I was shocked, to say the least, but I didn’t have a backup file or device to replay the game, so I just closed the game, and finally set it aside in the boxes. Seeing that I couldn’t continue any longer, my parents handed me a brand-new gaming console with a new game called, Freshman: Online.

Virtual college

It’s been around seven months since I left high school and around three since I was thrown into the virtual world that is now my freshman year of college. I used to think that the first year was the hardest one—having to adjust and adapt to an entirely new environment while managing the newfound liberty.

Having to leave my comfort crowd of high school was hard enough on its own, doubled with knowing that we didn’t even get to experience the highlights of our last year.

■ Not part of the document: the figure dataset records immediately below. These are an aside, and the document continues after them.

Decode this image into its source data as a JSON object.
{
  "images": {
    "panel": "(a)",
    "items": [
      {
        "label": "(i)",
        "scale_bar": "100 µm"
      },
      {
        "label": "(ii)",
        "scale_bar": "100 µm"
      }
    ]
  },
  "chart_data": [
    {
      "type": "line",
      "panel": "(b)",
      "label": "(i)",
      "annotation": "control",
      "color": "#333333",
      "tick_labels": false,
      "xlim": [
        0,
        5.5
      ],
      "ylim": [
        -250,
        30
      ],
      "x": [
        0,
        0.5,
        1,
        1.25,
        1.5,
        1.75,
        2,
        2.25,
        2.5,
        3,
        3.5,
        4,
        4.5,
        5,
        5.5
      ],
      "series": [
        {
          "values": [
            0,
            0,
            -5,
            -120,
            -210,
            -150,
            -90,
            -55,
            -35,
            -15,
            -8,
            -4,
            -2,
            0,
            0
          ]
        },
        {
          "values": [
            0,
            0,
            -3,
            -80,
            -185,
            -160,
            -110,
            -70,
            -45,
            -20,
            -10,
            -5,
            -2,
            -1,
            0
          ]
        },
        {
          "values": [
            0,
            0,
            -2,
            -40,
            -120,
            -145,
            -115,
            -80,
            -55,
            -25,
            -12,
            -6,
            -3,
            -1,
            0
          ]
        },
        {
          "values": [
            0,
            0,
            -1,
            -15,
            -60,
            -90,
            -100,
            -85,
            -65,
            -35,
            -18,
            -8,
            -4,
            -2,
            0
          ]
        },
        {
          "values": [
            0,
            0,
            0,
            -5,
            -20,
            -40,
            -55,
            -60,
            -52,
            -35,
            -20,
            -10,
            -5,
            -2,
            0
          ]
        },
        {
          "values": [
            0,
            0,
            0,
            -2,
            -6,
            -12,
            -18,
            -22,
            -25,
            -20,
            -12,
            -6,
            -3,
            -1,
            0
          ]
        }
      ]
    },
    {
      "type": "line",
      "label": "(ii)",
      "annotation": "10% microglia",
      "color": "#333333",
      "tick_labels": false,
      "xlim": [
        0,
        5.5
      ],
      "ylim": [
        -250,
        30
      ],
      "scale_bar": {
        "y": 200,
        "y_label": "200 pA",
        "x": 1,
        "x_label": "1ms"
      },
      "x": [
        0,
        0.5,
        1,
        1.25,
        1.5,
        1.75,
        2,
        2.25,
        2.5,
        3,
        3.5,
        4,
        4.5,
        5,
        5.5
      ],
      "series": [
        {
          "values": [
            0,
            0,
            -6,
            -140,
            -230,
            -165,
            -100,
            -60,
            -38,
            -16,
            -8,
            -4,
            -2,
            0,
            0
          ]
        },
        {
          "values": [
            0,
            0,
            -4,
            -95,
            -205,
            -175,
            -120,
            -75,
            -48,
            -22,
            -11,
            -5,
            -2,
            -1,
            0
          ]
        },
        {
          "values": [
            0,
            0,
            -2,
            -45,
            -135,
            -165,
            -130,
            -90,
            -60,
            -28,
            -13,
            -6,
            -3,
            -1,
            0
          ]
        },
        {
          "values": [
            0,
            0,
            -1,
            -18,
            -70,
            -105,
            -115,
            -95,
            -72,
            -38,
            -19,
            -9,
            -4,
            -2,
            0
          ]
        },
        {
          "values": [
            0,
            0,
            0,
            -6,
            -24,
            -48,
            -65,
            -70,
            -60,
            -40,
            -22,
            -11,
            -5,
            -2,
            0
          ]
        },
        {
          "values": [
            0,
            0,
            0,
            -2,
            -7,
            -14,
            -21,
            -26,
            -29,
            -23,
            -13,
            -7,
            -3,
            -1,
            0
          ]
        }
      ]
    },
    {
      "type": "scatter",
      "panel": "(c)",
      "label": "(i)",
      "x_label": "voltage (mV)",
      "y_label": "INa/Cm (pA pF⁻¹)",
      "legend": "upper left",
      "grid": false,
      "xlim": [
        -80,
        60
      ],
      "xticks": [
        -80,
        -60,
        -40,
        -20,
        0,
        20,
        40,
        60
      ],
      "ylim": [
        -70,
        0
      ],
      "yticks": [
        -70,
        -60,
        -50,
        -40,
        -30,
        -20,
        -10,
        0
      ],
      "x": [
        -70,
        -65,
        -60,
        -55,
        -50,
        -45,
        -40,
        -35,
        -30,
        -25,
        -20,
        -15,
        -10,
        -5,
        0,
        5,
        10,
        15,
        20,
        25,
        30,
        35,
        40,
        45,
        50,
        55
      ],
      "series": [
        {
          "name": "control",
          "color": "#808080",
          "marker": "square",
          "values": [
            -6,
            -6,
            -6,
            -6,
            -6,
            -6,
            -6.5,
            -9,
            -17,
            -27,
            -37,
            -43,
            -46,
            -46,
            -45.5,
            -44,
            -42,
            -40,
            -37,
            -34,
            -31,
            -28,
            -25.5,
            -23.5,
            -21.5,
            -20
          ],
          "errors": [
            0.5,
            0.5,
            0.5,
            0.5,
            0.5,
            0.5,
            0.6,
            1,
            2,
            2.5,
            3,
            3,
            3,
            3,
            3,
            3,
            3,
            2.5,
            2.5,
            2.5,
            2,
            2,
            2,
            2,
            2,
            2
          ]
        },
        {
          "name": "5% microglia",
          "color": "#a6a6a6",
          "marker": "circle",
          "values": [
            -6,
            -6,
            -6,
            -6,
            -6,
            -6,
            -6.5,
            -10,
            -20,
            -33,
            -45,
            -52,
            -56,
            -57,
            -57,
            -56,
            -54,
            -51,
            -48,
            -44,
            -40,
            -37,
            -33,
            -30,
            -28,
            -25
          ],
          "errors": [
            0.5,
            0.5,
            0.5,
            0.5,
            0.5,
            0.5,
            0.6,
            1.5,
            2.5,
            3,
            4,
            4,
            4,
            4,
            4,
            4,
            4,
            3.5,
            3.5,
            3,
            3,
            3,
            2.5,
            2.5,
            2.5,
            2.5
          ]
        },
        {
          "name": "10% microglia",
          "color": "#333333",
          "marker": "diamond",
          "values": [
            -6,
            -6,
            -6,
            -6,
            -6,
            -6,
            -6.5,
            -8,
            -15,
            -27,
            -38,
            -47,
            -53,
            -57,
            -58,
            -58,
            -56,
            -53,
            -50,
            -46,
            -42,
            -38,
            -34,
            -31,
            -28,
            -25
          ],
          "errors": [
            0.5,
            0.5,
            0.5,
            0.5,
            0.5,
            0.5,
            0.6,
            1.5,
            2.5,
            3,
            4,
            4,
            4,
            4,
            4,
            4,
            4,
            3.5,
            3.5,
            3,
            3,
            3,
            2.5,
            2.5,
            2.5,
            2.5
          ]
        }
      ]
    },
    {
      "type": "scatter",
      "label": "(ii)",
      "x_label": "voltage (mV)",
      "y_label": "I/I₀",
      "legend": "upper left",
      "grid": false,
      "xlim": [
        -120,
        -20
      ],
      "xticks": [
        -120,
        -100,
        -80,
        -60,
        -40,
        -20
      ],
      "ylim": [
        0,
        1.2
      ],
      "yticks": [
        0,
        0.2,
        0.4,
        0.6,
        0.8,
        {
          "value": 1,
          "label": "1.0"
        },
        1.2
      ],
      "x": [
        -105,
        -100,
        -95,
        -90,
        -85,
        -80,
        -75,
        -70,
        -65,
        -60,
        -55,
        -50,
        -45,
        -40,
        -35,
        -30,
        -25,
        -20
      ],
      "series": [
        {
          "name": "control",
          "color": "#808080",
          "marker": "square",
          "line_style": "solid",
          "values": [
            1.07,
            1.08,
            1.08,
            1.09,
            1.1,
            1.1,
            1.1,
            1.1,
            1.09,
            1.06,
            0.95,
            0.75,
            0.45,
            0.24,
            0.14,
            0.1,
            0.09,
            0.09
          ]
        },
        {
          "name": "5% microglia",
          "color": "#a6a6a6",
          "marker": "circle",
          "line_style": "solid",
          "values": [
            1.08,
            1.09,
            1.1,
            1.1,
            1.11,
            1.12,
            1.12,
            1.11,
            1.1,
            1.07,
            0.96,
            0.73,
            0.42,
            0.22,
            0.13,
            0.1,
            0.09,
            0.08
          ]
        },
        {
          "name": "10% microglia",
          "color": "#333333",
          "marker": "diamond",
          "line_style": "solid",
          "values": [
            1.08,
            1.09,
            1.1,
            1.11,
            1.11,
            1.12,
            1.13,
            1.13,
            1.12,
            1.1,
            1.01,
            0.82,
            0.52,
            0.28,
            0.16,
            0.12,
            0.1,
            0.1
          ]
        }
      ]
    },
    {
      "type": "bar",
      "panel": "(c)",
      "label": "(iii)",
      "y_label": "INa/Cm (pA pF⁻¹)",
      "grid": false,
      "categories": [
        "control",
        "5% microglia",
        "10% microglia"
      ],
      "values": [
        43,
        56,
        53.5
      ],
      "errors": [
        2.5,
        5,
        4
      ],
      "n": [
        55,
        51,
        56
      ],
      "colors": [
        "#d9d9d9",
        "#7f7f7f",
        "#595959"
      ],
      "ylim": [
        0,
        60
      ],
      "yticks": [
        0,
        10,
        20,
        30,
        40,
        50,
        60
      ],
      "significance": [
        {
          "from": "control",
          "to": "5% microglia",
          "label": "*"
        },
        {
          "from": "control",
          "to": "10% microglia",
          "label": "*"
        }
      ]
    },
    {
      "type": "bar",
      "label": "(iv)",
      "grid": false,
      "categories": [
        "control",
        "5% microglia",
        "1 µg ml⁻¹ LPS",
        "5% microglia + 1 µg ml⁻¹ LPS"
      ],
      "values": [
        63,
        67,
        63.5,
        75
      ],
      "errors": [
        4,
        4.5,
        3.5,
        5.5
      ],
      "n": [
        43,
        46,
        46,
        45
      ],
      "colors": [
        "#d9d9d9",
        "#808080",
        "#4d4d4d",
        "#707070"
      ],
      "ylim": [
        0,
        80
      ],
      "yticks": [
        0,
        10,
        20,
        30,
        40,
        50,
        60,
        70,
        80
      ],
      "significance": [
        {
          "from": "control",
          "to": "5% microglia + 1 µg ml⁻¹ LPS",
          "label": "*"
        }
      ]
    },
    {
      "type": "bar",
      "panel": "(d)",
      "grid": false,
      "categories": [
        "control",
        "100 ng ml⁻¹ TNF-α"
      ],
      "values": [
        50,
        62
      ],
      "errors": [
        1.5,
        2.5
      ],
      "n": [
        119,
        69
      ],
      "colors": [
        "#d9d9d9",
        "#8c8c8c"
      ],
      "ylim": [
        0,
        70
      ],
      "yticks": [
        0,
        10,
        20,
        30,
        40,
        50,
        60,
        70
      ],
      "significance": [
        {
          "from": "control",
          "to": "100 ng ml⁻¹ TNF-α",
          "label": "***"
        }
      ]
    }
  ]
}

Someone once told me that once I entered college, I’d miss high school life. If anything, I yearn more for the things that the pandemic took away from me—the last hell week, the last sports festival, the last formal dance and most importantly, the last chance to give a proper goodbye to everyone. All these moments I waited years for were erased from my memory card before they were even given the chance to exist. I just watched the credits scroll before my eyes, unable to process that the game was really over.

As I logged onto Freshman: Online, I was bombarded with the same question over and over again: “What’s it like being a freshman in an online setting?”

Truthfully, I never knew what to answer. My entire life had been online for the last eight months, what was a “normal” freshman year supposed to be like?

I could barely even remember what life had been beyond the virtual world. I couldn’t distinguish my different characters from one another anymore. Online, they all seemed like they were one and the same, just floating between different applications and entering the game they needed to be in.

Maybe on a larger scale, these seem like such minuscule details that don’t matter. Perhaps, but that doesn’t discount the impact that they have had on students such as myself all over the world.

Well, no matter the outcome of this game, I’ll keep playing it until I’ve finished the game, and hopefully, with no more viruses to wipe out the system. —CONTRIBUTED

 

The author is an AB Sociology freshman at Ateneo de Manila University.